The ListSchema (created via core_schema.list_schema) validates that an input is a list-like structure. In "lax" mode, pydantic-core will coerce other iterables (such as tuples, sets, or generators) into a list. In "strict" mode, only actual list objects are accepted.

Key features include:

  • items_schema: A CoreSchema applied to every element in the list.
  • min_length / max_length: Constraints on the number of elements.
  • fail_fast: If True, validation stops immediately after the first item fails validation, rather than collecting all errors.
from pydantic_core import SchemaValidator, core_schema as cs

# List requiring at least 2 integers
v = SchemaValidator(cs.list_schema(
items_schema=cs.int_schema(),
min_length=2
))

# Coerces strings to ints in lax mode
assert v.validate_python(['1', 2]) == [1, 2]

Tuples

TupleSchema supports two primary validation modes: fixed-position (positional) and variable-length (variadic).

  1. Positional Tuples: Validates each element against a specific schema based on its index.
  2. Variadic Tuples: Uses variadic_item_index to define where a repeating schema begins. This is used to implement types like tuple[int, str, ...] or PEP 646 variadic tuples.
# Positional and Variadic Tuple: (int, str, *float)
# variadic_item_index=2 means index 2 and beyond use the third schema
v = SchemaValidator(cs.tuple_schema(
[cs.int_schema(), cs.str_schema(), cs.float_schema()],
variadic_item_index=2
))

assert v.validate_python((1, 'a', 1.1, 2.2, 3.3)) == (1, 'a', 1.1, 2.2, 3.3)
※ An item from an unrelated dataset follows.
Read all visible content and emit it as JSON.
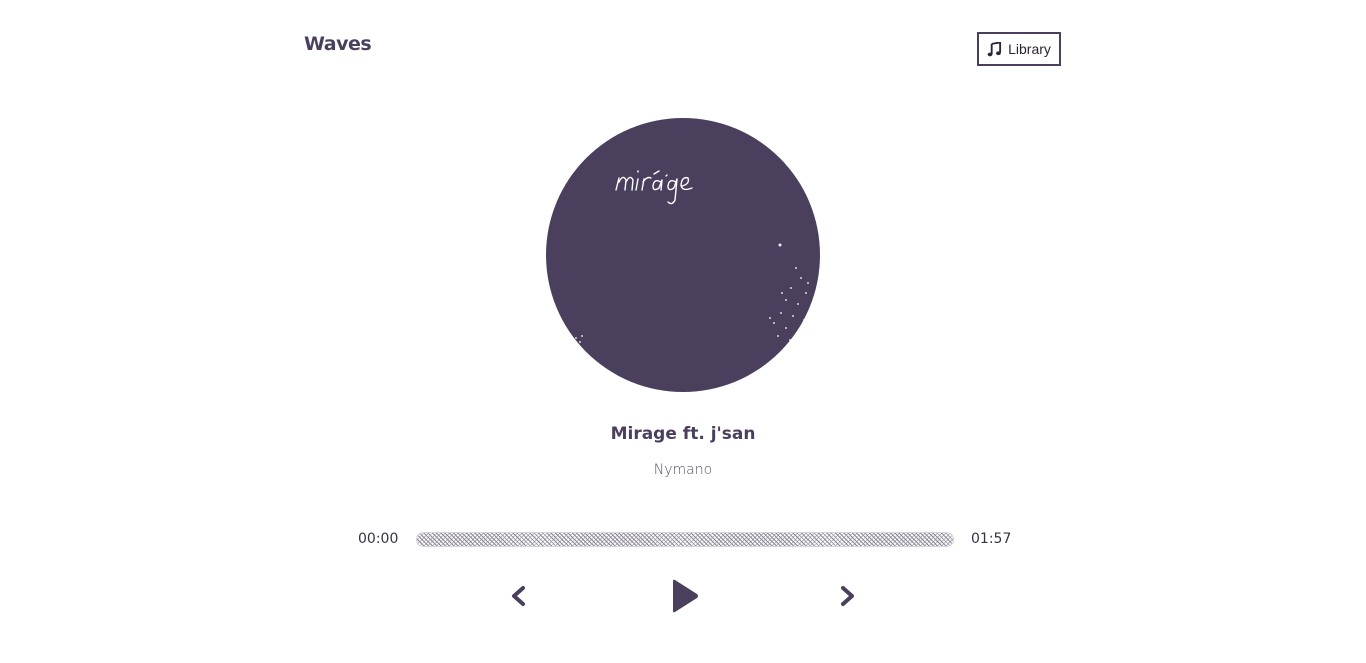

Set and FrozenSet Validation

SetSchema and FrozenSetSchema validate unordered collections of unique items. A critical requirement for these schemas is that all items must be hashable. If an input contains unhashable items (like a list inside a set), validation will fail with a set_item_not_hashable error.
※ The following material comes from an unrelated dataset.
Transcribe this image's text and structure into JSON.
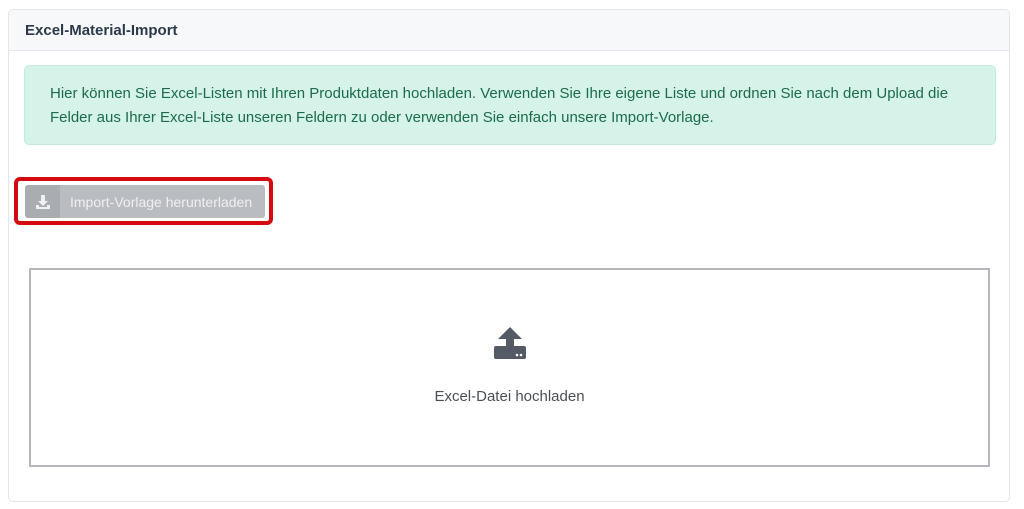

Like lists, sets support min_length, max_length, and fail_fast.

# Set of integers with length constraints
v = SchemaValidator(cs.set_schema(
items_schema=cs.int_schema(),
min_length=1
))

assert v.validate_python({1, '2', 2}) == {1, 2}

Mapping Validation

The DictSchema (via core_schema.dict_schema) validates dictionary structures by applying separate schemas to keys and values.
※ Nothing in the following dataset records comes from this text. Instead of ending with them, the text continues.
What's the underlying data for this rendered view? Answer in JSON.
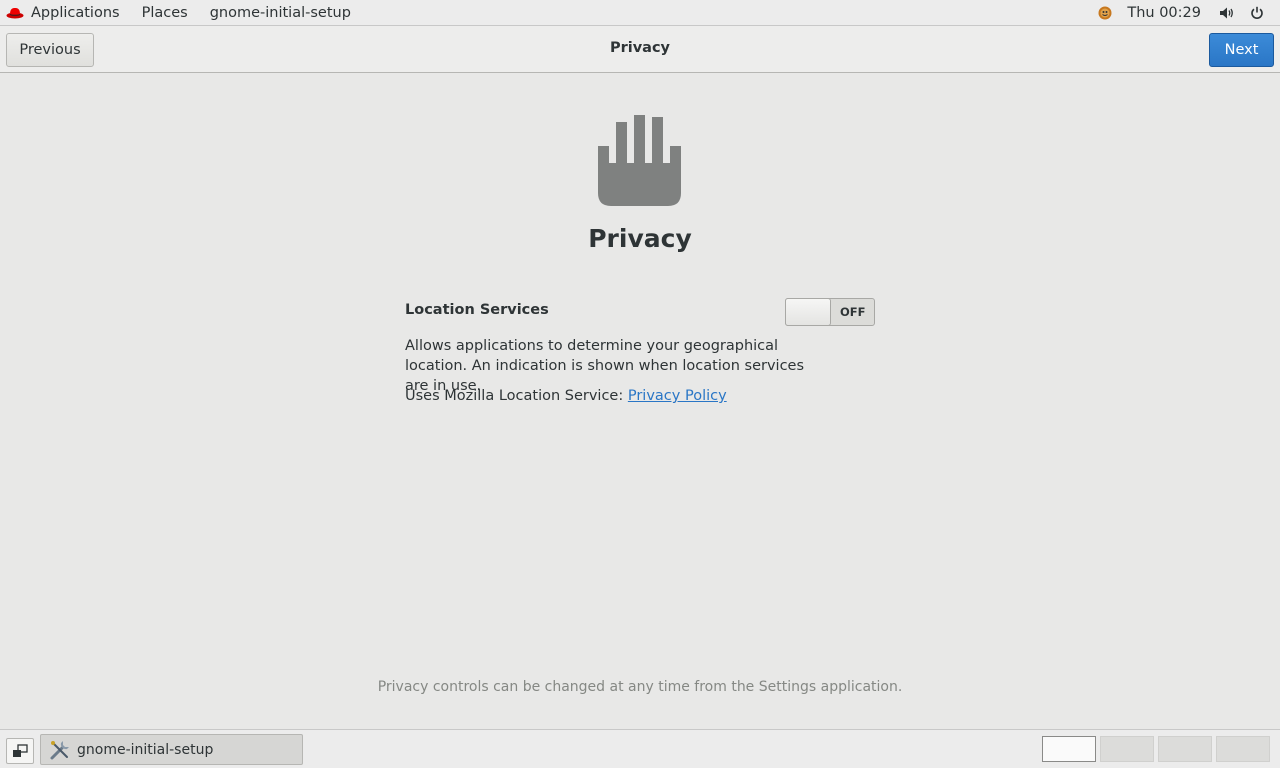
{
  "topbar": {
    "menus": [
      {
        "label": "Applications"
      },
      {
        "label": "Places"
      },
      {
        "label": "gnome-initial-setup"
      }
    ],
    "clock": "Thu 00:29",
    "tray_icons": [
      "user-avatar-icon",
      "volume-icon",
      "power-icon"
    ]
  },
  "header": {
    "previous_label": "Previous",
    "title": "Privacy",
    "next_label": "Next",
    "next_color": "#2a76c6"
  },
  "main": {
    "icon": "hand-icon",
    "title": "Privacy",
    "location_label": "Location Services",
    "location_state": "OFF",
    "description": "Allows applications to determine your geographical location. An indication is shown when location services are in use.",
    "service_prefix": "Uses Mozilla Location Service: ",
    "policy_link": "Privacy Policy",
    "footer_note": "Privacy controls can be changed at any time from the Settings application."
  },
  "taskbar": {
    "task_label": "gnome-initial-setup",
    "workspace_count": 4,
    "active_workspace": 1
  }
}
  • keys_schema: Validates the dictionary keys (defaults to AnySchema).
  • values_schema: Validates the dictionary values (defaults to AnySchema).
  • Constraints: min_length and max_length apply to the number of key-value pairs.
# Dictionary with string keys and integer values
v = SchemaValidator(cs.dict_schema(
keys_schema=cs.str_schema(),
values_schema=cs.int_schema()
))

assert v.validate_python({'id': '123', 'count': 1}) == {'id': '123', 'count': 1}

Lazy Generator Validation

GeneratorSchema provides a unique "lazy" validation mechanism. Unlike other collections where the entire structure is validated when validate_python is called, a generator is validated item-by-item as it is consumed.

This ensures that the performance benefits of Python generators (lazy evaluation) are preserved. If an item fails validation, the ValidationError is raised during the next() call or during iteration, not at the initial validation step.

def my_generator():
yield 1
yield 'not an int'

v = SchemaValidator(cs.generator_schema(cs.int_schema()))
gen = v.validate_python(my_generator())

next(gen) # Returns 1
# next(gen) # Raises ValidationError here

Advanced Configuration

Fail Fast

The fail_fast parameter is available on ListSchema, SetSchema, DictSchema, and TupleSchema. When enabled, the validator returns the first error it encounters. This is particularly useful for large collections where identifying every single error is computationally expensive or unnecessary.

Strict Mode

When strict=True is set on a collection schema:

  • Lists: Only accept list types (no coercion from tuples/sets).
  • Sets: Only accept set types.
  • Dicts: Only accept dict types.
  • Tuples: Only accept tuple types.

In lax mode (default), pydantic-core attempts to convert compatible types, such as converting a deque or a generator to a list when using ListSchema.